La sentenza Condannati in nove. «Un contesto che rievoca i neofascisti»
Il saluto romano? In San Babila è reato
Condanna per il gesto in piazza San Babila: il luogo-simbolo fa la differenza
MILANO — Fare il «saluto romano »? Sebbene l’aria che tira sia quella dello sdoganamento di un gesto, derubricato a poco più che innocua intemperanza (ad esempio di recente nell’entusiasmo dei supporters di Alemanno in Campidoglio dopo la sua elezione a sindaco di Roma), può essere ancora reato di apologia di fascismo. Come pure gridare lo slogan «Camerati a chi? A noi!». O partecipare al coro «Me ne frego». Dipende dalle condizioni di contesto, dal teatro delle performance, dal «potenziale evocativo ». È questo il discrimine tracciato dalle motivazioni (depositate prima delle elezioni) di una sentenza con la quale il Tribunale di Milano il 20 dicembre scorso aveva condannato nove persone a pene comprese fra gli 8 e i 2 mesi, assolvendone altre dodici. Di fronte all’ottava sezione penale, nessuno degli imputati negava di aver fatto i gesti e intonato i cori attestati dai video della Digos e imputati dalla Procura a 21 dei 700 partecipanti alla manifestazione nazionale pubblica (con corteo in corso Venezia e comizio in piazza San Babila) organizzata dal Movimento Sociale-Fiamma Tricolore a Milano nel pomeriggio dell’11 marzo 2006, in un clima già teso per i gravi disordini provocati invece di mattina dal «corteo antifascista» di autonomi e centri sociali (costato 15 condanne a 4 anni per devastazione).
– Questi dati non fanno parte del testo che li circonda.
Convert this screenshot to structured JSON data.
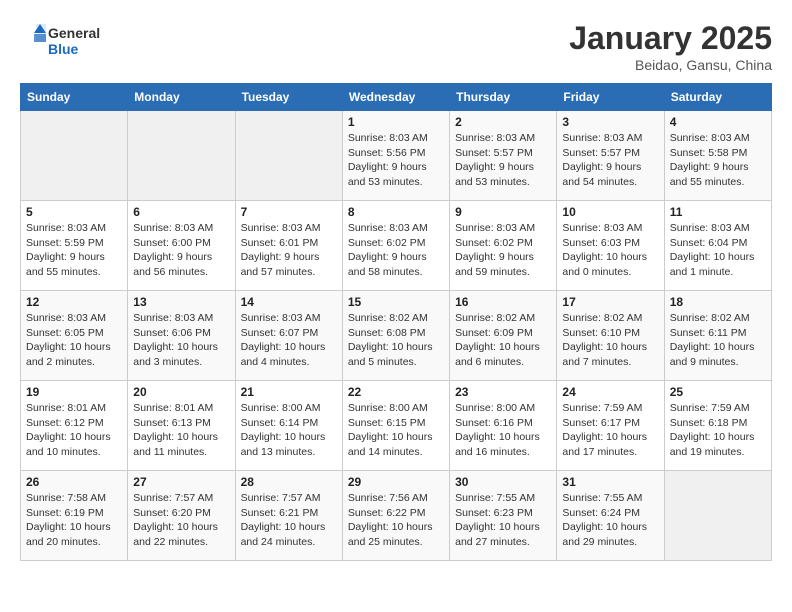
{
  "header": {
    "logo_general": "General",
    "logo_blue": "Blue",
    "title": "January 2025",
    "subtitle": "Beidao, Gansu, China"
  },
  "weekdays": [
    "Sunday",
    "Monday",
    "Tuesday",
    "Wednesday",
    "Thursday",
    "Friday",
    "Saturday"
  ],
  "weeks": [
    [
      {
        "day": "",
        "info": ""
      },
      {
        "day": "",
        "info": ""
      },
      {
        "day": "",
        "info": ""
      },
      {
        "day": "1",
        "info": "Sunrise: 8:03 AM\nSunset: 5:56 PM\nDaylight: 9 hours\nand 53 minutes."
      },
      {
        "day": "2",
        "info": "Sunrise: 8:03 AM\nSunset: 5:57 PM\nDaylight: 9 hours\nand 53 minutes."
      },
      {
        "day": "3",
        "info": "Sunrise: 8:03 AM\nSunset: 5:57 PM\nDaylight: 9 hours\nand 54 minutes."
      },
      {
        "day": "4",
        "info": "Sunrise: 8:03 AM\nSunset: 5:58 PM\nDaylight: 9 hours\nand 55 minutes."
      }
    ],
    [
      {
        "day": "5",
        "info": "Sunrise: 8:03 AM\nSunset: 5:59 PM\nDaylight: 9 hours\nand 55 minutes."
      },
      {
        "day": "6",
        "info": "Sunrise: 8:03 AM\nSunset: 6:00 PM\nDaylight: 9 hours\nand 56 minutes."
      },
      {
        "day": "7",
        "info": "Sunrise: 8:03 AM\nSunset: 6:01 PM\nDaylight: 9 hours\nand 57 minutes."
      },
      {
        "day": "8",
        "info": "Sunrise: 8:03 AM\nSunset: 6:02 PM\nDaylight: 9 hours\nand 58 minutes."
      },
      {
        "day": "9",
        "info": "Sunrise: 8:03 AM\nSunset: 6:02 PM\nDaylight: 9 hours\nand 59 minutes."
      },
      {
        "day": "10",
        "info": "Sunrise: 8:03 AM\nSunset: 6:03 PM\nDaylight: 10 hours\nand 0 minutes."
      },
      {
        "day": "11",
        "info": "Sunrise: 8:03 AM\nSunset: 6:04 PM\nDaylight: 10 hours\nand 1 minute."
      }
    ],
    [
      {
        "day": "12",
        "info": "Sunrise: 8:03 AM\nSunset: 6:05 PM\nDaylight: 10 hours\nand 2 minutes."
      },
      {
        "day": "13",
        "info": "Sunrise: 8:03 AM\nSunset: 6:06 PM\nDaylight: 10 hours\nand 3 minutes."
      },
      {
        "day": "14",
        "info": "Sunrise: 8:03 AM\nSunset: 6:07 PM\nDaylight: 10 hours\nand 4 minutes."
      },
      {
        "day": "15",
        "info": "Sunrise: 8:02 AM\nSunset: 6:08 PM\nDaylight: 10 hours\nand 5 minutes."
      },
      {
        "day": "16",
        "info": "Sunrise: 8:02 AM\nSunset: 6:09 PM\nDaylight: 10 hours\nand 6 minutes."
      },
      {
        "day": "17",
        "info": "Sunrise: 8:02 AM\nSunset: 6:10 PM\nDaylight: 10 hours\nand 7 minutes."
      },
      {
        "day": "18",
        "info": "Sunrise: 8:02 AM\nSunset: 6:11 PM\nDaylight: 10 hours\nand 9 minutes."
      }
    ],
    [
      {
        "day": "19",
        "info": "Sunrise: 8:01 AM\nSunset: 6:12 PM\nDaylight: 10 hours\nand 10 minutes."
      },
      {
        "day": "20",
        "info": "Sunrise: 8:01 AM\nSunset: 6:13 PM\nDaylight: 10 hours\nand 11 minutes."
      },
      {
        "day": "21",
        "info": "Sunrise: 8:00 AM\nSunset: 6:14 PM\nDaylight: 10 hours\nand 13 minutes."
      },
      {
        "day": "22",
        "info": "Sunrise: 8:00 AM\nSunset: 6:15 PM\nDaylight: 10 hours\nand 14 minutes."
      },
      {
        "day": "23",
        "info": "Sunrise: 8:00 AM\nSunset: 6:16 PM\nDaylight: 10 hours\nand 16 minutes."
      },
      {
        "day": "24",
        "info": "Sunrise: 7:59 AM\nSunset: 6:17 PM\nDaylight: 10 hours\nand 17 minutes."
      },
      {
        "day": "25",
        "info": "Sunrise: 7:59 AM\nSunset: 6:18 PM\nDaylight: 10 hours\nand 19 minutes."
      }
    ],
    [
      {
        "day": "26",
        "info": "Sunrise: 7:58 AM\nSunset: 6:19 PM\nDaylight: 10 hours\nand 20 minutes."
      },
      {
        "day": "27",
        "info": "Sunrise: 7:57 AM\nSunset: 6:20 PM\nDaylight: 10 hours\nand 22 minutes."
      },
      {
        "day": "28",
        "info": "Sunrise: 7:57 AM\nSunset: 6:21 PM\nDaylight: 10 hours\nand 24 minutes."
      },
      {
        "day": "29",
        "info": "Sunrise: 7:56 AM\nSunset: 6:22 PM\nDaylight: 10 hours\nand 25 minutes."
      },
      {
        "day": "30",
        "info": "Sunrise: 7:55 AM\nSunset: 6:23 PM\nDaylight: 10 hours\nand 27 minutes."
      },
      {
        "day": "31",
        "info": "Sunrise: 7:55 AM\nSunset: 6:24 PM\nDaylight: 10 hours\nand 29 minutes."
      },
      {
        "day": "",
        "info": ""
      }
    ]
  ]
}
LE MOTIVAZIONI – L’interesse delle motivazioni sta nel fatto che esse distinguono tra i due tempi della manifestazione. Nel corteo di corso Venezia, benché di saluti romani e inni fascisti si fossero resi protagonisti alcuni degli impu-tati, scatta la loro assoluzione in quanto «si trattò di episodi isolati, che coinvolsero i manifestanti a gruppetti separati, senza che la gestualità o i canti abbiano (per compattezza, vistosità o intensità) presentato una coralità effettivamente suggestiva sulle folle». Qui i manifestanti esponevano «striscioni con rivendicazioni (come il diritto alla casa e la necessità del rispetto della legalità) dai contenuti squisitamente politici e legittimi», e sfilavano accanto ad altre persone «che non ostentavano simbologia fascista». Tutta diversa, per la relatrice delle motivazioni Concetta Locurto e i colleghi Tremolada e Rispoli, la valutazione di quegli stessi gesti e inni «nel momento cruciale del comizio» di Maurizio Boccacci «in piazza San Babila, luogo non irrilevante» perché «San Babila, in tutta Italia e soprattutto a Milano, è un luogo già di per sé fortemente simbolico: al di là della dimensione architettonica risalente all’epoca e allo stile del ventennio fascista, la piazza evoca un immediato collegamento con le formazioni “neofasciste” milanesi che, notoriamente, l’avevano eletta a loro trincea negli anni ’70». È qui, per i giudici, che saluti romani e inni cessano di essere «innocue parole o gesti che esprimano semplicemente il pensiero o il sentimento occasionale di un individuo», e passano invece a costituire «una rievocazione evidente dei contenuti e dei metodi del disciolto partito fascista, attraverso la spavalda ripetizione di gesti e invocazioni abituali accompagnata a una rivendicazione orgogliosa e compiaciuta delle proprie radici storico- politiche». È qui che diventa reato «una ritualità potentemente evocativa del clima del ventennio», una «chiara esortazione a manifestare pubblicamente quella stessa fede politica anche a dispetto dei divieti imposti dall’Autorità».